Tariq Ramadan se rend une à deux fois par semaine à Oxford par train depuis sa résidence d’Ealing, banlieue de l’ouest de Londres. Si le philosophe ne méprise pas l’élégance, il n’a pas encore attrapé le look « oxonien » de la veste de tweed râpé, mais il a quand même pris le style maison. Jamais il ne hausse le ton. Ses yeux fatigués clignent de façon rapide mais lointaine.

Le spécialiste de l’islam se lève, ces jours-ci, aux aurores pour terminer son prochain livre avant fin mars, date butoir fixée par ses éditeurs, Oxford University Press et Penguin. Son sujet ? La dimension spirituelle de Mahomet. La controverse sur les caricatures du prophète l’a propulsé à la une des médias britanniques, voire mondiaux, qui se tournent vers cet oracle souriant et charmeur. La célébrité lui a fait perdre son prénom. Les angoisses du grand public cherchent comme recours cet universitaire de 43 ans, à l’anglais précis, qui ne jargonne pas. Il juge « excessives » les réactions dans le monde musulman à la polémique sur les dessins satiriques de Mahomet. « Il ne s’agit pas d’un conflit entre la liberté d’expression et la religion. Ce que beaucoup de musulmans réclament, c’est une utilisation plus sage de la liberté d’expression. De leur côté, ils doivent apprendre à se distancier sur le plan intellectuel de manière critique tout en expliquant dans le calme leur point de vue ». Tariq Ramadan applaudit l’attitude des journaux britanniques (et irlandais) qui ont été les seuls en Europe à s’abstenir de publier les dessins satiriques.

Après les attentats du 7 juillet 2005 à Londres, Tariq Ramadan avait été présenté comme un quasi-apôtre du terrorisme par le quotidien populaire Sun, plus gros tirage du pays. Critiqué en France pour les ambiguïtés de ses prêches et pour ses doubles discours, le nouveau venu est considéré désormais par la même presse Murdoch comme la voix de la raison.
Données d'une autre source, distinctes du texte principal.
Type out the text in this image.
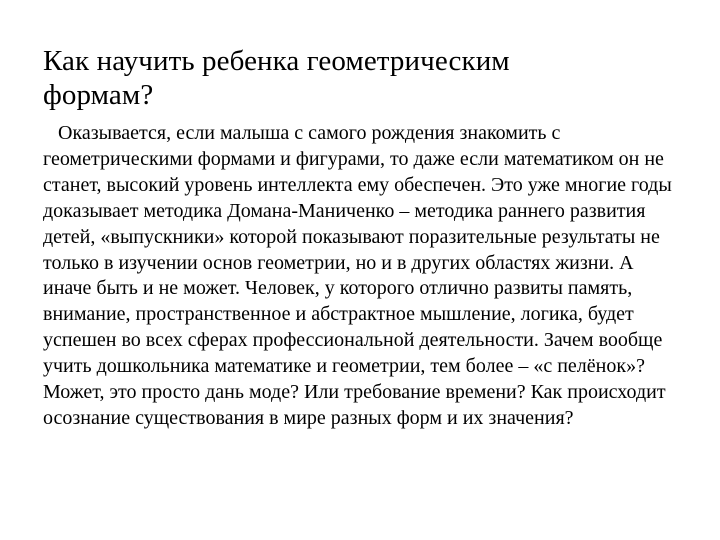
Как научить ребенка геометрическим формам?

Оказывается, если малыша с самого рождения знакомить с геометрическими формами и фигурами, то даже если математиком он не станет, высокий уровень интеллекта ему обеспечен. Это уже многие годы доказывает методика Домана-Маниченко – методика раннего развития детей, «выпускники» которой показывают поразительные результаты не только в изучении основ геометрии, но и в других областях жизни. А иначе быть и не может. Человек, у которого отлично развиты память, внимание, пространственное и абстрактное мышление, логика, будет успешен во всех сферах профессиональной деятельности. Зачем вообще учить дошкольника математике и геометрии, тем более – «с пелёнок»? Может, это просто дань моде? Или требование времени? Как происходит осознание существования в мире разных форм и их значения?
Tony Blair ne l’a-t-il pas nommé conseiller en religion sur les questions du radicalisme, de la jeunesse musulmane et du terrorisme ? Le Foreign Office, Scotland Yard, et les forces armées le consultent régulièrement. A l’évidence, le rebelle genevois s’est « notabilisé », frayant avec le nec plus ultra de l’establishment, intellectuel et culturel, d’outre-Manche.

En 2004, l’Université catholique Notre-Dame, près de Chicago l’avait recruté comme professeur. Le visa de résidence et de travail, obtenu en mai, lui avait été retiré peu après sans explication. Depuis, ses demandes de visa de visiteur pour participer à des conférences aux Etats-Unis sont toujours en suspens. « Ça suffit. J’ai opté pour Londres. »

Article de Marc Roche paru dans le Monde (24.02.06)

Portrait

Tariq Ramadan consultant de Tony Blair

Le rendez-vous a été fixé dès huit heures du matin par Yasmina, sa secrétaire - elle est installée en France -, au café Starbuck d’Ealing Broadway. A Londres, Tariq Ramadan, que l’on a dit proche des altermondialistes, tiendrait donc salon dans cet étendard de la globalisation honnie ! Autre surprise, celui qui est dépeint par ses ennemis comme l’apôtre des banlieues en feu n’habite pas Finsbury Park ou Stockwell, ghettos d’ancrage des islamistes de tout poil, mais Ealing, havre de paix cossu pour les bobos. Et quand il arrive enfin au rendez-vous avec quarante minutes de retard, il est seul. Sans gardes du corps ni attachée de presse de maison d’édition ou de l’université d’Oxford où il enseigne depuis août 2005.